Abstract

Fresh human red blood cells become highly labeled with 45Ca2+ when exposed to 0.5 mM vanadate. The effect of vanadate requires its penetration into the cell, and is attributed to the inhibition of the outwardly directed Ca2+-pumping ATPase which would otherwise "mask" the uptake of 45Ca2+. Since the inhibition of the CA2+ pump by vanadate is not complete, a transmembrane Ca2+-Ca2+ exchange can be detected. The influx leg of the exchange is inhibited by verapamil, quinidine, and Co2+. This, as well as additional (kinetic) evidence, indicates that the influx of Ca2+ is a carrier-mediated process.
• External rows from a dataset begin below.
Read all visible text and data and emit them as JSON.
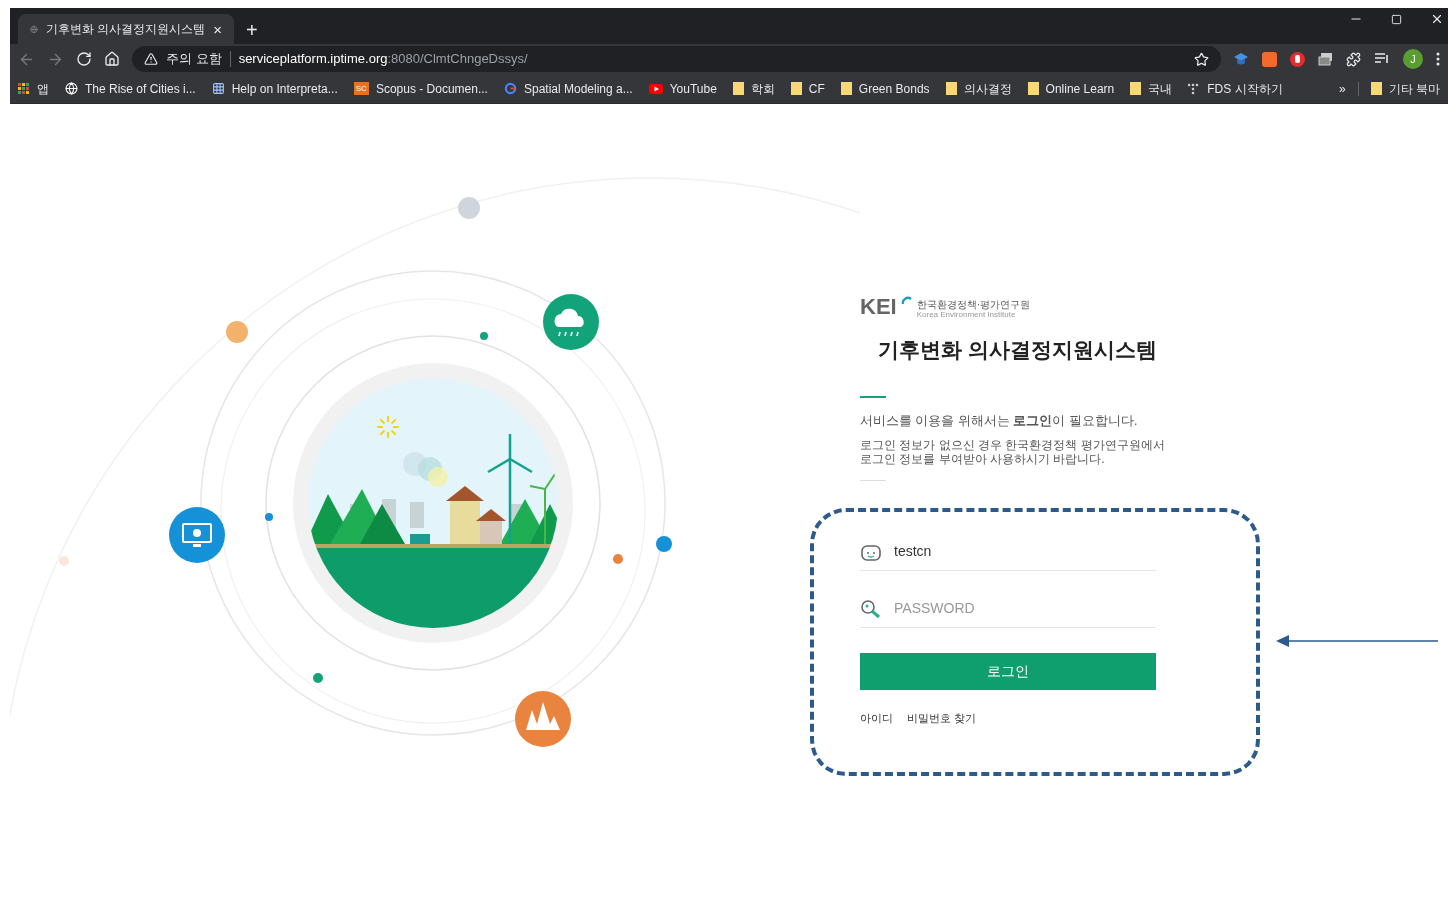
{
  "browser": {
    "tab": {
      "title": "기후변화 의사결정지원시스템",
      "close": "×",
      "new_tab": "+"
    },
    "address": {
      "warning": "주의 요함",
      "host": "serviceplatform.iptime.org",
      "path": ":8080/ClmtChngeDssys/"
    },
    "profile_initial": "J",
    "bookmarks": [
      {
        "kind": "apps",
        "label": "앱"
      },
      {
        "kind": "globe",
        "label": "The Rise of Cities i..."
      },
      {
        "kind": "grid",
        "label": "Help on Interpreta..."
      },
      {
        "kind": "sc",
        "label": "Scopus - Documen...",
        "badge": "SC"
      },
      {
        "kind": "google",
        "label": "Spatial Modeling a..."
      },
      {
        "kind": "youtube",
        "label": "YouTube"
      },
      {
        "kind": "folder",
        "label": "학회"
      },
      {
        "kind": "folder",
        "label": "CF"
      },
      {
        "kind": "folder",
        "label": "Green Bonds"
      },
      {
        "kind": "folder",
        "label": "의사결정"
      },
      {
        "kind": "folder",
        "label": "Online Learn"
      },
      {
        "kind": "folder",
        "label": "국내"
      },
      {
        "kind": "dots",
        "label": "FDS 시작하기"
      }
    ],
    "overflow": "»",
    "other_bookmarks": "기타 북마"
  },
  "login": {
    "logo": {
      "mark": "KEI",
      "name_ko": "한국환경정책·평가연구원",
      "name_en": "Korea Environment Institute"
    },
    "title": "기후변화 의사결정지원시스템",
    "notice": "서비스를 이용을 위해서는 **로그인**이 필요합니다.",
    "info": "로그인 정보가 없으신 경우 한국환경정책 평가연구원에서 로그인 정보를 부여받아 사용하시기 바랍니다.",
    "id_field": {
      "value": "testcn"
    },
    "password_field": {
      "placeholder": "PASSWORD"
    },
    "submit": "로그인",
    "links": [
      "아이디",
      "비밀번호 찾기"
    ]
  }
}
Experiments in which the transmembrane K+ gradient has been abolished or decreased with ionophores, or by increasing the K+ concentration in the medium, suggest that the K+ gradient may play a role in the influx of Ca2+. The vanadate-induced accumulation of Ca2+ by red cells promotes a massive efflux of K+, indicating the activation of a Ca2+-sensitive K+-channel. The results indicate the occurrence of a slow cycling of Ca2+ across the red cell membrane. The influx leg of the cycle occurs through a verapamil-sensitive channel, and is possibly driven by the discharge of the transmembrane K+ gradient. The efflux leg of the cycle consists of the Ca2+-pumping ATPase.